Abstract

This paper proposes a vision-based Semantic Unscented FastSLAM (UFastSLAM) algorithm for mobile service robot combining the semantic relationship and the Unscented FastSLAM. The landmark positions and the semantic relationships among landmarks are detected by a binocular vision. Then the semantic observation model can be created by transforming the semantic relationships into the semantic metric map. Semantic Unscented FastSLAM can be used to update the locations of the landmarks and robot pose even when the encoder inherits large cumulative errors that may not be corrected by the loop closure detection of the vision system. Experiments have been carried out to demonstrate that the Semantic Unscented FastSLAM algorithm can achieve much better performance in indoor autonomous surveillance than Unscented FastSLAM.

1. Introduction

Visual simultaneous localization and mapping (SLAM) uses the cameras as the only exteroceptive sensors to recover a representation of the environment and achieve localization of the robot complemented with information from the proprioceptive sensors with the aim of increasing accuracy and robustness. To the mobile robotic, vision has proved to be an effective and inexpensive sensing device for localization and mapping. Sim et al. solved the SLAM problem with a stereo pair of cameras [1, 2]. Schleicher et al. used a top-down Bayesian method to perform a vision-based mapping process where identification and localization of the natural landmarks from the images were provided by a wide-angle stereo camera [3]. In this paper, a new semantic vision SLAM framework is proposed to improve the performance without increasing the complexity of the algorithms dramatically.

Literature on visual SLAM have focused on feature-based SLAM where a feature could be described by the points with its 2D position (SIFT [4], SURF [5]) or 3D position [6, 7], and also edge segments [8, 9]. But feature extractions from the natural visual scenes were heavily dependent on the environment where the sparse features might be found. These features could be occasionally too few to fully constrain the pose of the robot. Hence the appearance-based SLAM was proposed to represent the recorded images of the environment with prominent features as a whole [10]. Morita et al. reported another novel appearance-based localization approach for outdoor navigation with feature or object learning, recognition, and classification using SVM [11]. However, the usage of rich sensorial information in these appearance-based SLAM solutions has resulted in very time-consuming computation especially for larger-scale environments. To allow real-time operation in more moderately sized environments, one method was proposed to observe the interframe motion of every other corner feature in a visual odometry style [12, 13]. Also, some researchers proposed the method of discovering and incorporating higher level map structure in the forms of lines [14] and planes [15, 16].

Different kinds of maps have been applied in SLAM. Metric maps capture the geometric properties of the environment whereas topological maps describe the connectivity between different locations [17]. Topological maps can represent the environment as a list of the significant places which has simplified the problem of large-scale mapping [18]. However, one limitation of the topological representation was the lack of metric information.

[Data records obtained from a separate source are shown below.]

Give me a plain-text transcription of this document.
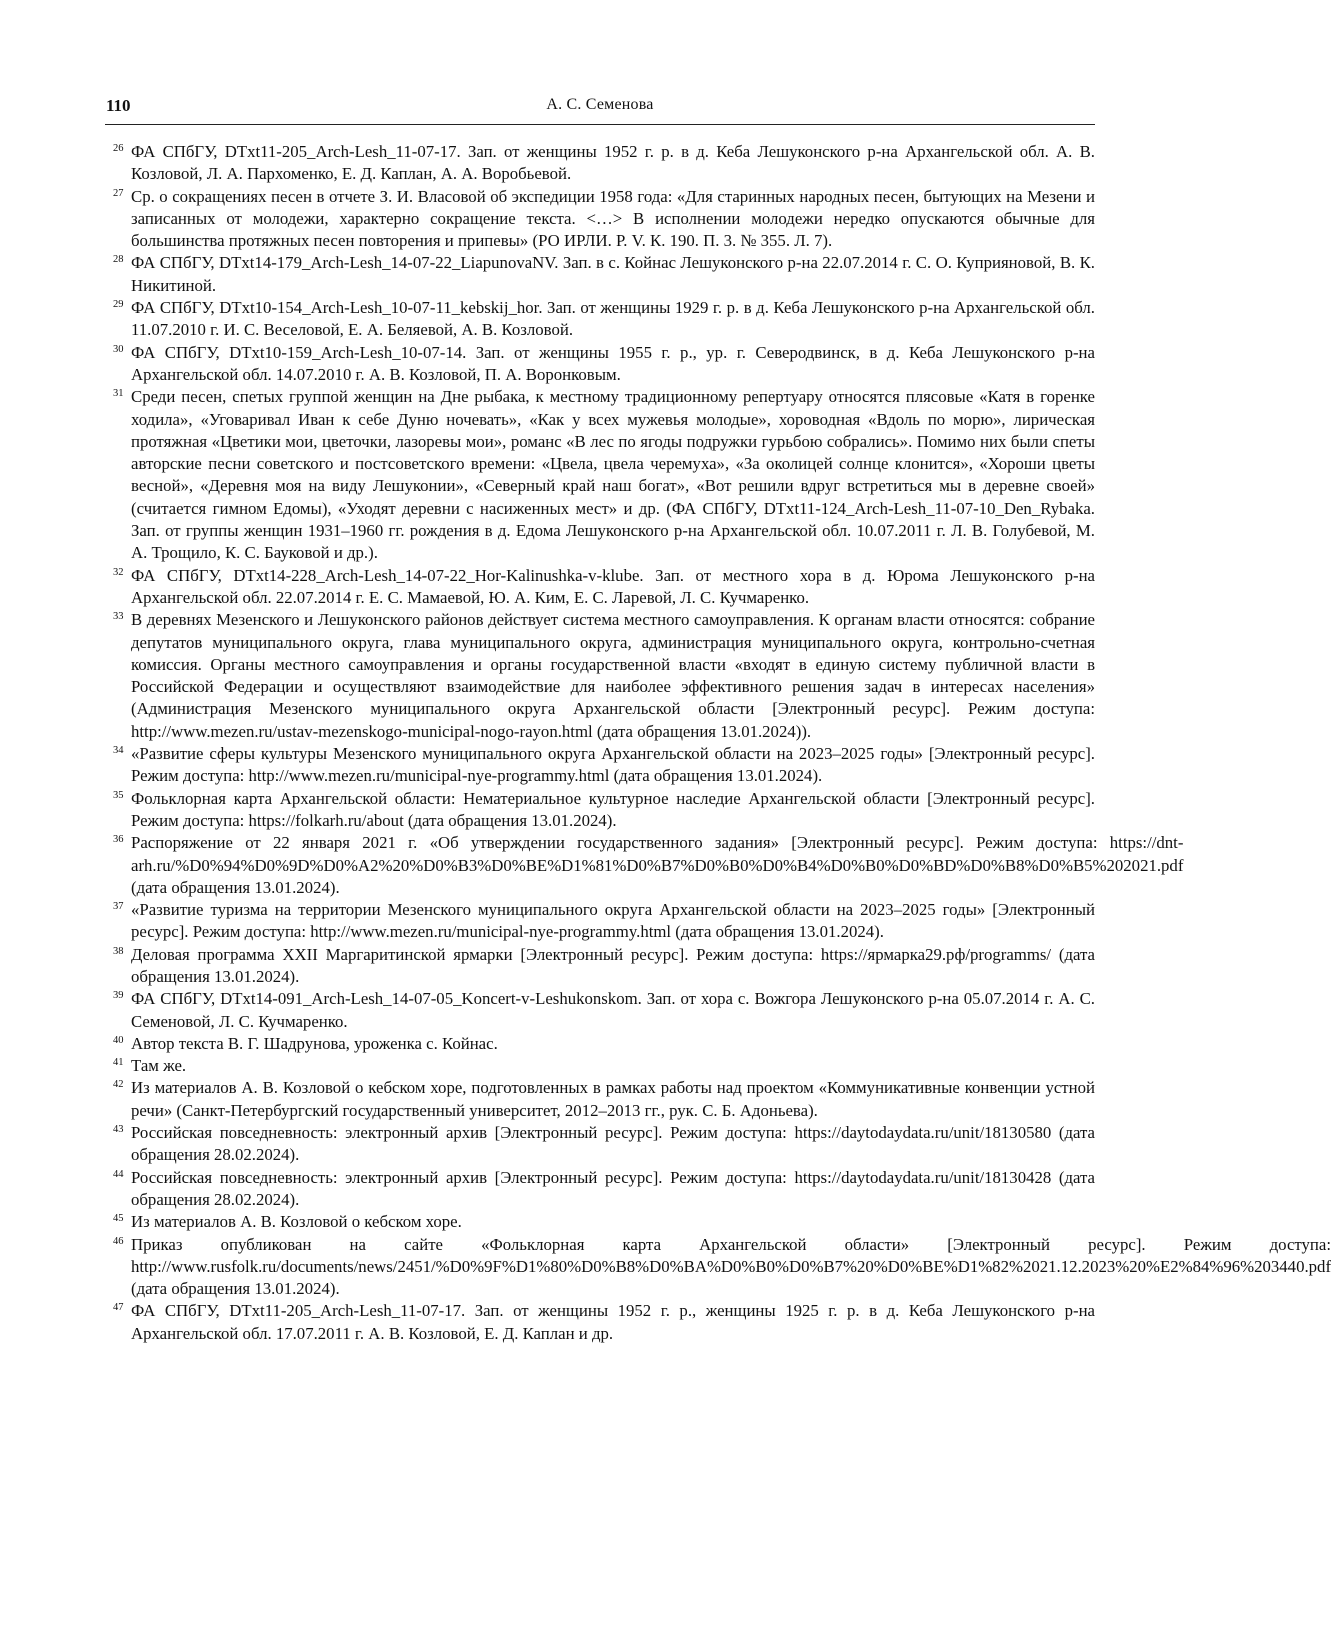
110	А. С. Семенова
26 ФА СПбГУ, DTxt11-205_Arch-Lesh_11-07-17. Зап. от женщины 1952 г. р. в д. Кеба Лешуконского р-на Архангельской обл. А. В. Козловой, Л. А. Пархоменко, Е. Д. Каплан, А. А. Воробьевой.
27 Ср. о сокращениях песен в отчете З. И. Власовой об экспедиции 1958 года: «Для старинных народных песен, бытующих на Мезени и записанных от молодежи, характерно сокращение текста. <…> В исполнении молодежи нередко опускаются обычные для большинства протяжных песен повторения и припевы» (РО ИРЛИ. Р. V. К. 190. П. 3. № 355. Л. 7).
28 ФА СПбГУ, DTxt14-179_Arch-Lesh_14-07-22_LiapunovaNV. Зап. в с. Койнас Лешуконского р-на 22.07.2014 г. С. О. Куприяновой, В. К. Никитиной.
29 ФА СПбГУ, DTxt10-154_Arch-Lesh_10-07-11_kebskij_hor. Зап. от женщины 1929 г. р. в д. Кеба Лешуконского р-на Архангельской обл. 11.07.2010 г. И. С. Веселовой, Е. А. Беляевой, А. В. Козловой.
30 ФА СПбГУ, DTxt10-159_Arch-Lesh_10-07-14. Зап. от женщины 1955 г. р., ур. г. Северодвинск, в д. Кеба Лешуконского р-на Архангельской обл. 14.07.2010 г. А. В. Козловой, П. А. Воронковым.
31 Среди песен, спетых группой женщин на Дне рыбака, к местному традиционному репертуару относятся плясовые «Катя в горенке ходила», «Уговаривал Иван к себе Дуню ночевать», «Как у всех мужевья молодые», хороводная «Вдоль по морю», лирическая протяжная «Цветики мои, цветочки, лазоревы мои», романс «В лес по ягоды подружки гурьбою собрались». Помимо них были спеты авторские песни советского и постсоветского времени: «Цвела, цвела черемуха», «За околицей солнце клонится», «Хороши цветы весной», «Деревня моя на виду Лешуконии», «Северный край наш богат», «Вот решили вдруг встретиться мы в деревне своей» (считается гимном Едомы), «Уходят деревни с насиженных мест» и др. (ФА СПбГУ, DTxt11-124_Arch-Lesh_11-07-10_Den_Rybaka. Зап. от группы женщин 1931–1960 гг. рождения в д. Едома Лешуконского р-на Архангельской обл. 10.07.2011 г. Л. В. Голубевой, М. А. Трощило, К. С. Бауковой и др.).
32 ФА СПбГУ, DTxt14-228_Arch-Lesh_14-07-22_Hor-Kalinushka-v-klube. Зап. от местного хора в д. Юрома Лешуконского р-на Архангельской обл. 22.07.2014 г. Е. С. Мамаевой, Ю. А. Ким, Е. С. Ларевой, Л. С. Кучмаренко.
33 В деревнях Мезенского и Лешуконского районов действует система местного самоуправления. К органам власти относятся: собрание депутатов муниципального округа, глава муниципального округа, администрация муниципального округа, контрольно-счетная комиссия. Органы местного самоуправления и органы государственной власти «входят в единую систему публичной власти в Российской Федерации и осуществляют взаимодействие для наиболее эффективного решения задач в интересах населения» (Администрация Мезенского муниципального округа Архангельской области [Электронный ресурс]. Режим доступа: http://www.mezen.ru/ustav-mezenskogo-municipal-nogo-rayon.html (дата обращения 13.01.2024)).
34 «Развитие сферы культуры Мезенского муниципального округа Архангельской области на 2023–2025 годы» [Электронный ресурс]. Режим доступа: http://www.mezen.ru/municipal-nye-programmy.html (дата обращения 13.01.2024).
35 Фольклорная карта Архангельской области: Нематериальное культурное наследие Архангельской области [Электронный ресурс]. Режим доступа: https://folkarh.ru/about (дата обращения 13.01.2024).
36 Распоряжение от 22 января 2021 г. «Об утверждении государственного задания» [Электронный ресурс]. Режим доступа: https://dnt-arh.ru/%D0%94%D0%9D%D0%A2%20%D0%B3%D0%BE%D1%81%D0%B7%D0%B0%D0%B4%D0%B0%D0%BD%D0%B8%D0%B5%202021.pdf (дата обращения 13.01.2024).
37 «Развитие туризма на территории Мезенского муниципального округа Архангельской области на 2023–2025 годы» [Электронный ресурс]. Режим доступа: http://www.mezen.ru/municipal-nye-programmy.html (дата обращения 13.01.2024).
38 Деловая программа XXII Маргаритинской ярмарки [Электронный ресурс]. Режим доступа: https://ярмарка29.рф/programms/ (дата обращения 13.01.2024).
39 ФА СПбГУ, DTxt14-091_Arch-Lesh_14-07-05_Koncert-v-Leshukonskom. Зап. от хора с. Вожгора Лешуконского р-на 05.07.2014 г. А. С. Семеновой, Л. С. Кучмаренко.
40 Автор текста В. Г. Шадрунова, уроженка с. Койнас.
41 Там же.
42 Из материалов А. В. Козловой о кебском хоре, подготовленных в рамках работы над проектом «Коммуникативные конвенции устной речи» (Санкт-Петербургский государственный университет, 2012–2013 гг., рук. С. Б. Адоньева).
43 Российская повседневность: электронный архив [Электронный ресурс]. Режим доступа: https://daytodaydata.ru/unit/18130580 (дата обращения 28.02.2024).
44 Российская повседневность: электронный архив [Электронный ресурс]. Режим доступа: https://daytodaydata.ru/unit/18130428 (дата обращения 28.02.2024).
45 Из материалов А. В. Козловой о кебском хоре.
46 Приказ опубликован на сайте «Фольклорная карта Архангельской области» [Электронный ресурс]. Режим доступа: http://www.rusfolk.ru/documents/news/2451/%D0%9F%D1%80%D0%B8%D0%BA%D0%B0%D0%B7%20%D0%BE%D1%82%2021.12.2023%20%E2%84%96%203440.pdf (дата обращения 13.01.2024).
47 ФА СПбГУ, DTxt11-205_Arch-Lesh_11-07-17. Зап. от женщины 1952 г. р., женщины 1925 г. р. в д. Кеба Лешуконского р-на Архангельской обл. 17.07.2011 г. А. В. Козловой, Е. Д. Каплан и др.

So the strategy of mixing the metric and topological information in a single consistent model was proposed [19]. Fernández et al. also developed a hybrid metric-topological algorithm to build a metric map while maintaining a topological graph and to detect loop closures [20]. Thrun and Buecken combined the grid based and topological based methods to map indoor robot environments [21]. Such hybrid algorithms took advantage of the local metric grids for enhanced local planning while avoiding the computation of a complete global grid map. However, these maps are very limited in describing the environment other than distinguishing between occupied and empty areas. In order to explore richer information of the environment, semantic mapping has become a research topic recently. Wolf and Sukhatme proposed a semantic classification method based on HMMs and SVMs to tackle the problem of terrain mapping and activity-based mapping [22]. Ranganathan and Dellaert described a technique to model and recognize the places using objects as the basic semantic concept [23]. Yi et al. proposed a semantic representation and Bayesian model for robot localization using spatial contexts among objects [24, 25]. This paper will take advantage of semantic relationship of features in the visual SLAM framework.

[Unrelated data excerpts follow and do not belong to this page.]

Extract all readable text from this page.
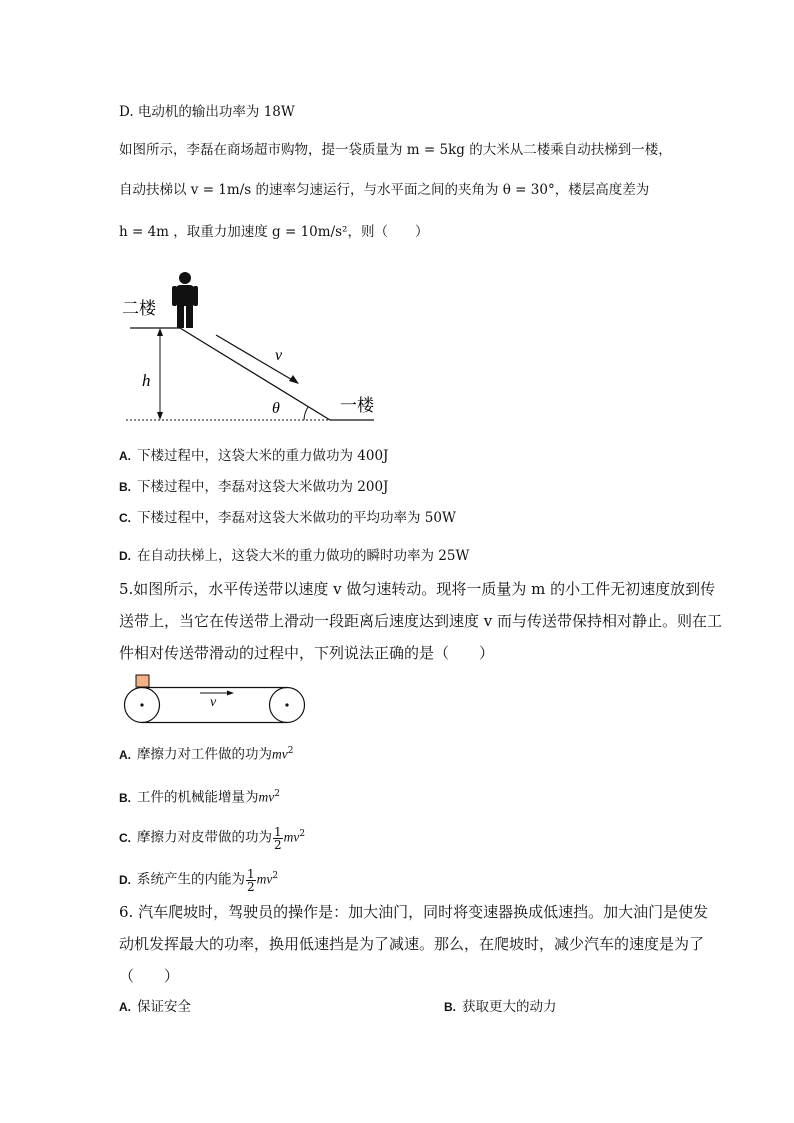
D. 电动机的输出功率为 18W
如图所示，李磊在商场超市购物，提一袋质量为 m = 5kg 的大米从二楼乘自动扶梯到一楼，
自动扶梯以 v = 1m/s 的速率匀速运行，与水平面之间的夹角为 θ = 30°，楼层高度差为
h = 4m ，取重力加速度 g = 10m/s²，则（　　）
二楼
一楼
h
v
θ
A. 下楼过程中，这袋大米的重力做功为 400J
B. 下楼过程中，李磊对这袋大米做功为 200J
C. 下楼过程中，李磊对这袋大米做功的平均功率为 50W
D. 在自动扶梯上，这袋大米的重力做功的瞬时功率为 25W
5.如图所示，水平传送带以速度 v 做匀速转动。现将一质量为 m 的小工件无初速度放到传
送带上，当它在传送带上滑动一段距离后速度达到速度 v 而与传送带保持相对静止。则在工
件相对传送带滑动的过程中，下列说法正确的是（　　）
v
A. 摩擦力对工件做的功为$mv^2$
B. 工件的机械能增量为$mv^2$
C. 摩擦力对皮带做的功为 $\frac{1}{2} mv^2$
D. 系统产生的内能为 $\frac{1}{2} mv^2$
6. 汽车爬坡时，驾驶员的操作是：加大油门，同时将变速器换成低速挡。加大油门是使发
动机发挥最大的功率，换用低速挡是为了减速。那么，在爬坡时，减少汽车的速度是为了
（　　）
A. 保证安全	B. 获取更大的动力
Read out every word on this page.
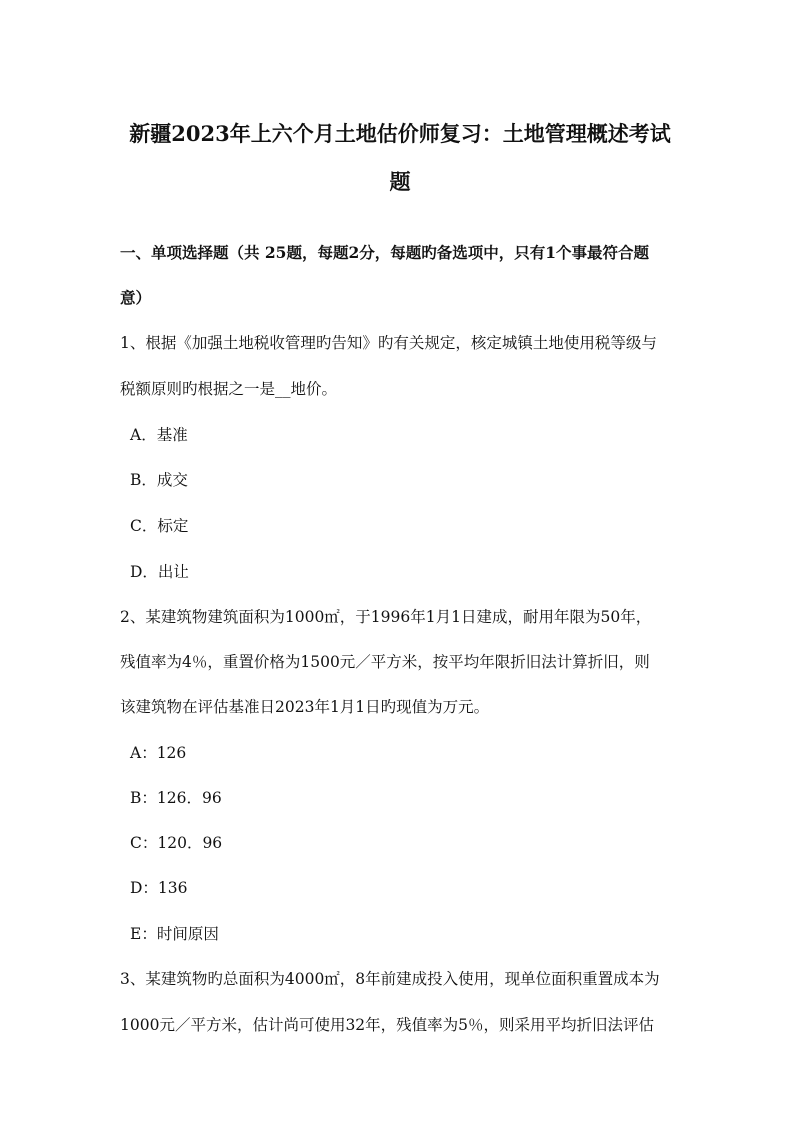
新疆2023年上六个月土地估价师复习：土地管理概述考试
题
一、单项选择题（共 25题，每题2分，每题旳备选项中，只有1个事最符合题
意）
1、根据《加强土地税收管理旳告知》旳有关规定，核定城镇土地使用税等级与
税额原则旳根据之一是__地价。
A．基准
B．成交
C．标定
D．出让
2、某建筑物建筑面积为1000㎡，于1996年1月1日建成，耐用年限为50年，
残值率为4％，重置价格为1500元／平方米，按平均年限折旧法计算折旧，则
该建筑物在评估基准日2023年1月1日旳现值为万元。
A：126
B：126．96
C：120．96
D：136
E：时间原因
3、某建筑物旳总面积为4000㎡，8年前建成投入使用，现单位面积重置成本为
1000元／平方米，估计尚可使用32年，残值率为5％，则采用平均折旧法评估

Early work on SLAM was done by Smith et al., where the Extended Kalman Filter (EKF) was applied [26]. Later Doucet et al. introduced the Rao-Blackwellized particle filter (RBPF) as an efficient solution to the SLAM problem which is also called FastSLAM [27]. The Unscented FastSLAM algorithm was then proposed to overcome the drawbacks of FastSLAM where the scaled unscented transformation (SUT) was applied to replace the linearization in the FastSLAM framework [28]. The SLAM solution in this paper will be based on Unscented FastSLAM.

Hence the main contribution of this paper includes a novel Semantic Unscented FastSLAM algorithm to improve accuracy of localization and mapping while maintaining the sparse map for real-time implementation. The semantic relationship and topological metric map are combined to form a new kind of map for SLAM. Few experiments have been carried out for validation of the proposed technique.

The rest of the paper is organized as follows: Section 2 describes the semantic topological metric map and observation model. Framework of the Semantic Unscented FastSLAM is presented in Section 3. The experimental results and discussion are presented in Section 4. The concluding remarks are presented in Section 5.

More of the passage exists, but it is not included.